Regarding how to deal with Syria, he said there are two stories.

“There’s the issue of dealing with the regime, and there’s the issue of dealing with Daesh. We have always believed in Jordan that there has to be a political solution for Syria. What has taken prominence at the moment is Daesh, at this stage.”

He added: “We believe that there has to be a political solution that brings the moderate forces and the regime to the table because there is this bigger problem. That has not been clarified at the moment. So, coalition, Arab-Muslim-Western, so to speak, can only do so much in Syria against ISIS. But at the end of the day, it’s got to be the Syrians themselves, especially when you want to reach the heartland of ISIS, which is Raqqa up in the north.”

On the recent terrorist events in France, His Majesty stressed that there is a difference between freedom of speech and hate speech. 
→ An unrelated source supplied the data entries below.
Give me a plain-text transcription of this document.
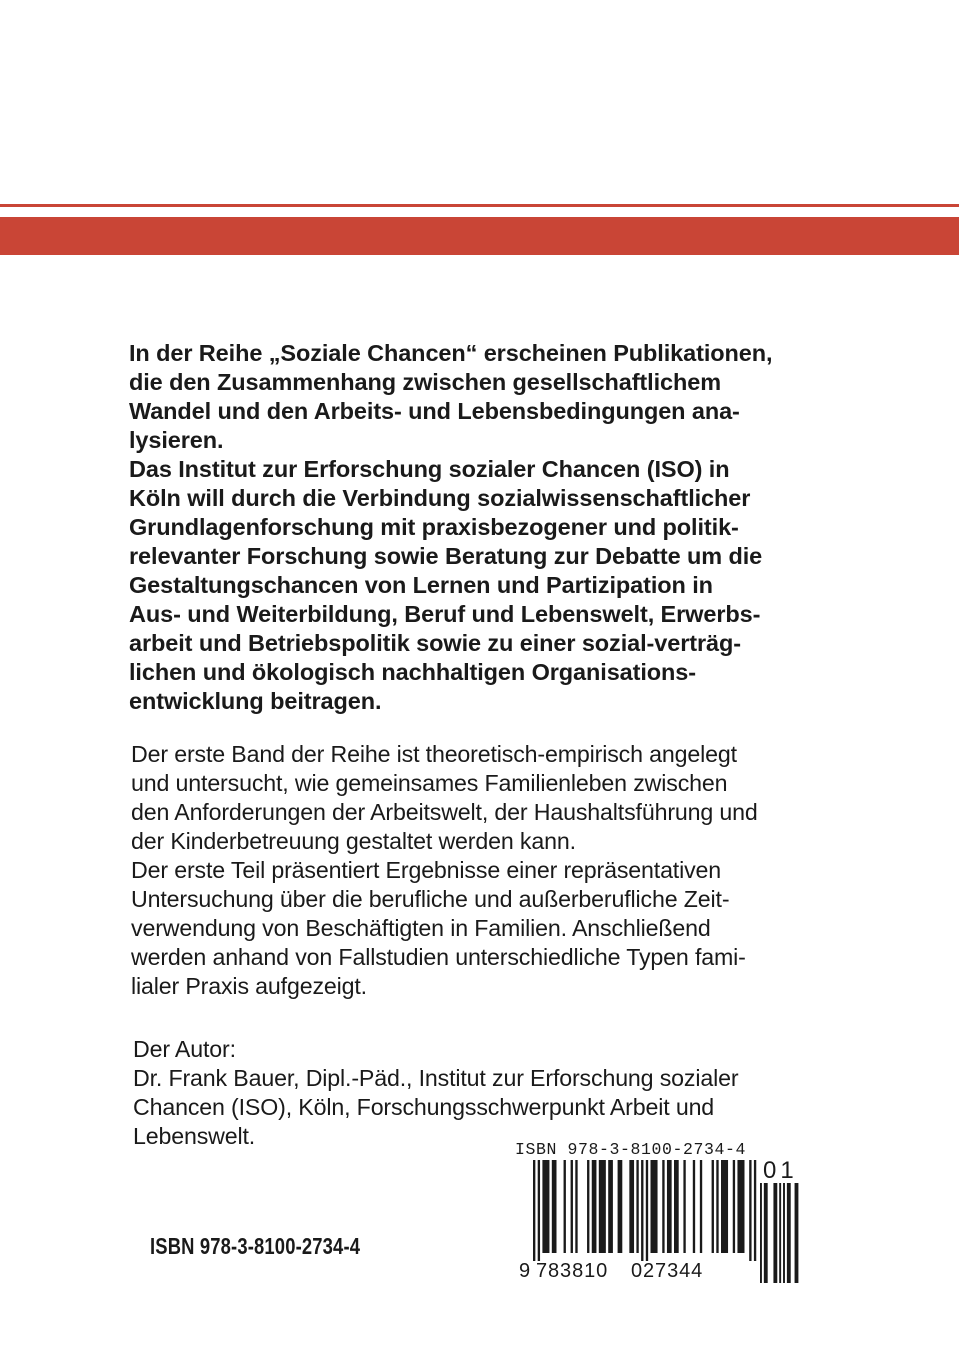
In der Reihe „Soziale Chancen“ erscheinen Publikationen,
die den Zusammenhang zwischen gesellschaftlichem
Wandel und den Arbeits- und Lebensbedingungen ana-
lysieren.
Das Institut zur Erforschung sozialer Chancen (ISO) in
Köln will durch die Verbindung sozialwissenschaftlicher
Grundlagenforschung mit praxisbezogener und politik-
relevanter Forschung sowie Beratung zur Debatte um die
Gestaltungschancen von Lernen und Partizipation in
Aus- und Weiterbildung, Beruf und Lebenswelt, Erwerbs-
arbeit und Betriebspolitik sowie zu einer sozial-verträg-
lichen und ökologisch nachhaltigen Organisations-
entwicklung beitragen.
Der erste Band der Reihe ist theoretisch-empirisch angelegt
und untersucht, wie gemeinsames Familienleben zwischen
den Anforderungen der Arbeitswelt, der Haushaltsführung und
der Kinderbetreuung gestaltet werden kann.
Der erste Teil präsentiert Ergebnisse einer repräsentativen
Untersuchung über die berufliche und außerberufliche Zeit-
verwendung von Beschäftigten in Familien. Anschließend
werden anhand von Fallstudien unterschiedliche Typen fami-
lialer Praxis aufgezeigt.
Der Autor:
Dr. Frank Bauer, Dipl.-Päd., Institut zur Erforschung sozialer
Chancen (ISO), Köln, Forschungsschwerpunkt Arbeit und
Lebenswelt.
ISBN 978-3-8100-2734-4
ISBN 978-3-8100-2734-4
9 783810 027344
01
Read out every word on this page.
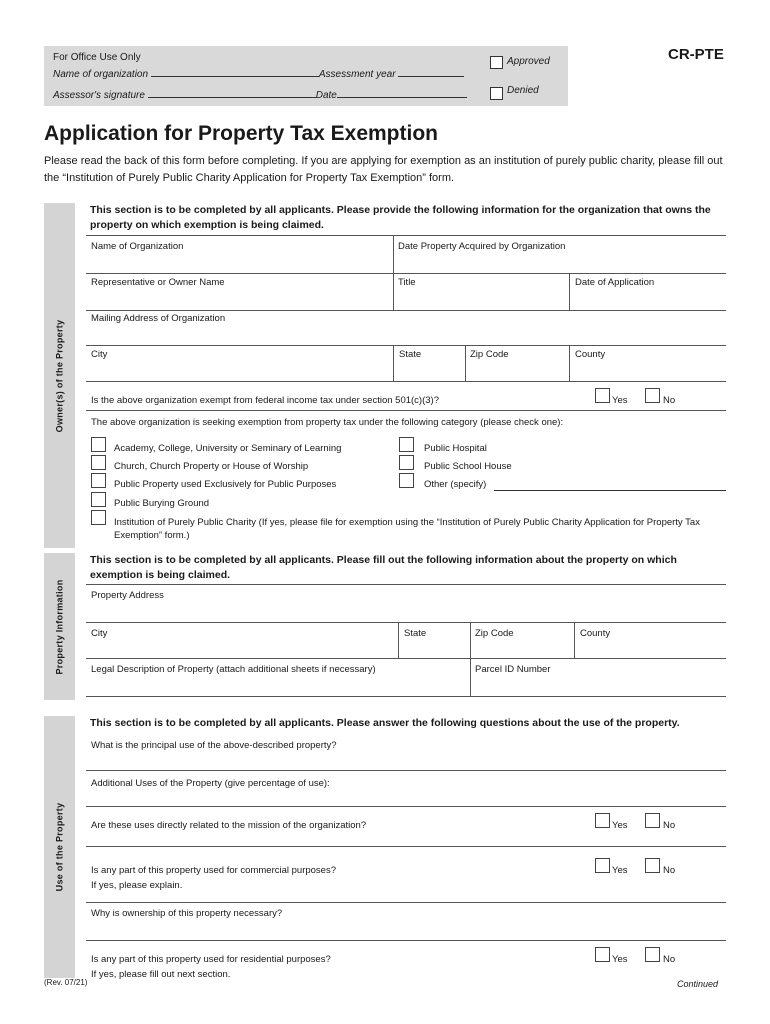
For Office Use Only
Name of organization	Assessment year
Assessor's signature	Date
Approved
Denied
CR-PTE
Application for Property Tax Exemption
Please read the back of this form before completing. If you are applying for exemption as an institution of purely public charity, please fill out the “Institution of Purely Public Charity Application for Property Tax Exemption” form.
Owner(s) of the Property
This section is to be completed by all applicants. Please provide the following information for the organization that owns the property on which exemption is being claimed.
Name of Organization	Date Property Acquired by Organization
Representative or Owner Name	Title	Date of Application
Mailing Address of Organization
City	State	Zip Code	County
Is the above organization exempt from federal income tax under section 501(c)(3)?	Yes	No
The above organization is seeking exemption from property tax under the following category (please check one):
Academy, College, University or Seminary of Learning
Church, Church Property or House of Worship
Public Property used Exclusively for Public Purposes
Public Burying Ground
Institution of Purely Public Charity (If yes, please file for exemption using the “Institution of Purely Public Charity Application for Property Tax Exemption” form.)
Public Hospital
Public School House
Other (specify)
Property Information
This section is to be completed by all applicants. Please fill out the following information about the property on which exemption is being claimed.
Property Address
City	State	Zip Code	County
Legal Description of Property (attach additional sheets if necessary)	Parcel ID Number
Use of the Property
This section is to be completed by all applicants. Please answer the following questions about the use of the property.
What is the principal use of the above-described property?
Additional Uses of the Property (give percentage of use):
Are these uses directly related to the mission of the organization?	Yes	No
Is any part of this property used for commercial purposes?
If yes, please explain.
Yes	No
Why is ownership of this property necessary?
Is any part of this property used for residential purposes?
If yes, please fill out next section.
Yes	No
(Rev. 07/21)	Continued
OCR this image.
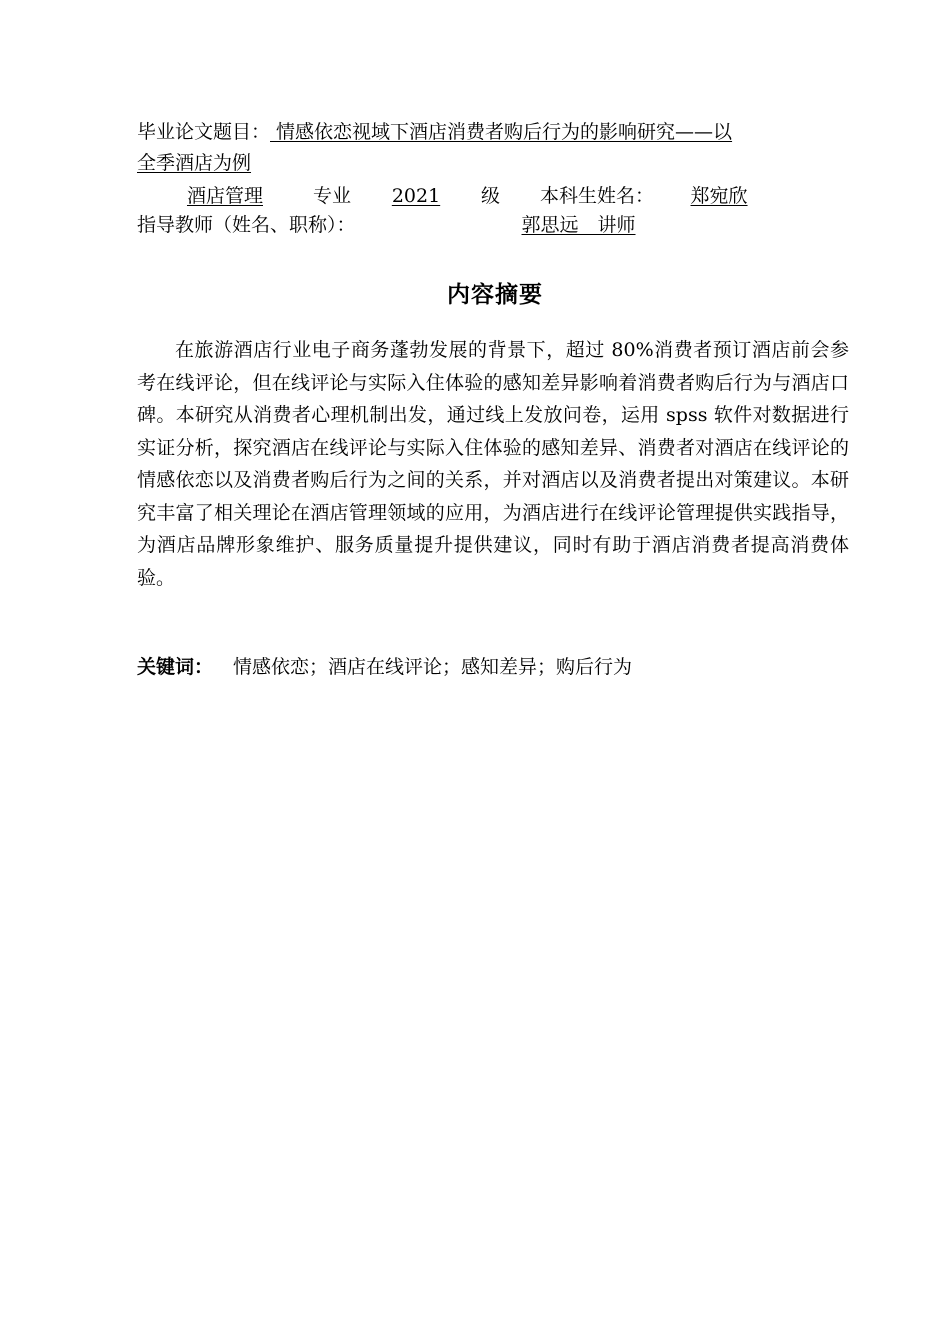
毕业论文题目： 情感依恋视域下酒店消费者购后行为的影响研究——以
全季酒店为例
酒店管理	专业 2021 级 本科生姓名： 郑宛欣
指导教师（姓名、职称）：	郭思远　讲师
内容摘要
在旅游酒店行业电子商务蓬勃发展的背景下，超过 80%消费者预订酒店前会参考在线评论，但在线评论与实际入住体验的感知差异影响着消费者购后行为与酒店口碑。本研究从消费者心理机制出发，通过线上发放问卷，运用 spss 软件对数据进行实证分析，探究酒店在线评论与实际入住体验的感知差异、消费者对酒店在线评论的情感依恋以及消费者购后行为之间的关系，并对酒店以及消费者提出对策建议。本研究丰富了相关理论在酒店管理领域的应用，为酒店进行在线评论管理提供实践指导，为酒店品牌形象维护、服务质量提升提供建议，同时有助于酒店消费者提高消费体验。
关键词： 情感依恋；酒店在线评论；感知差异；购后行为
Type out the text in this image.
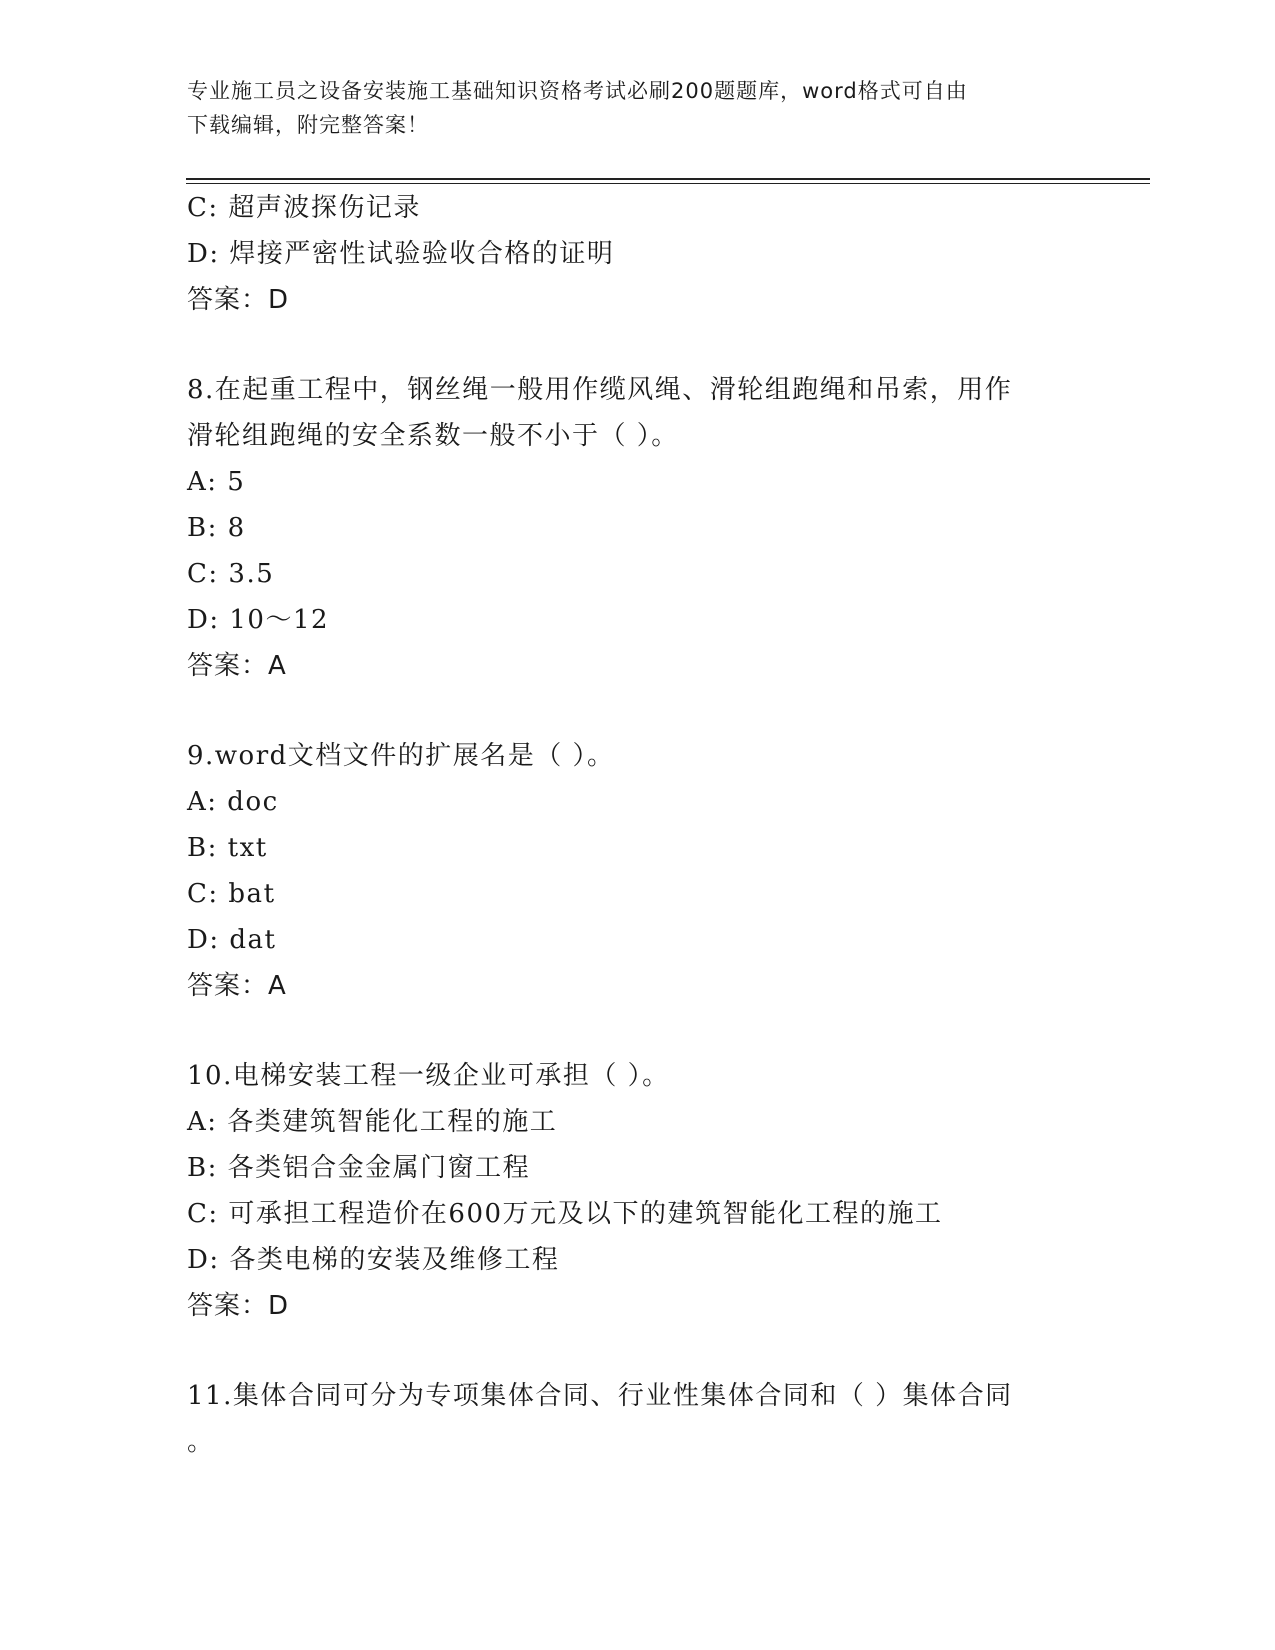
专业施工员之设备安装施工基础知识资格考试必刷200题题库，word格式可自由
下载编辑，附完整答案！
C: 超声波探伤记录
D: 焊接严密性试验验收合格的证明
答案：D
8.在起重工程中，钢丝绳一般用作缆风绳、滑轮组跑绳和吊索，用作
滑轮组跑绳的安全系数一般不小于（ ）。
A: 5
B: 8
C: 3.5
D: 10～12
答案：A
9.word文档文件的扩展名是（ ）。
A: doc
B: txt
C: bat
D: dat
答案：A
10.电梯安装工程一级企业可承担（ ）。
A: 各类建筑智能化工程的施工
B: 各类铝合金金属门窗工程
C: 可承担工程造价在600万元及以下的建筑智能化工程的施工
D: 各类电梯的安装及维修工程
答案：D
11.集体合同可分为专项集体合同、行业性集体合同和（ ）集体合同
。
“So both Rania and I were present in Paris [to attend an anti-terrorism rally] because it was the right thing to do to stand up against violence and terrorism. But we were also there in Paris to stand in the name of a young Muslim policeman by the name of Ahmed, who was the first policeman to be at the scene of that crime, who paid with his life defending the laws of France. We were there to also defend those innocents that were killed in the name of Islam, whether it was the 150 schoolchildren that were killed in a school in Pakistan, whether it was, you know, the thousands that were killed in a Nigerian village in a single day, or the thousands of Muslims that are being killed every day in Syria and in Iraq.”

On the issue of blasphemy, the King said if anybody understood the Prophet Mohammad “who always forgave” even those who persecuted him in the early stages of Islam, they would follow his example of tolerance.

“So for these extremists now to be able to be the defenders of his honour, when they don’t understand who he was, I find so insulting because he would have always forgiven. But that’s not what they want to do. They want to create that hatred.”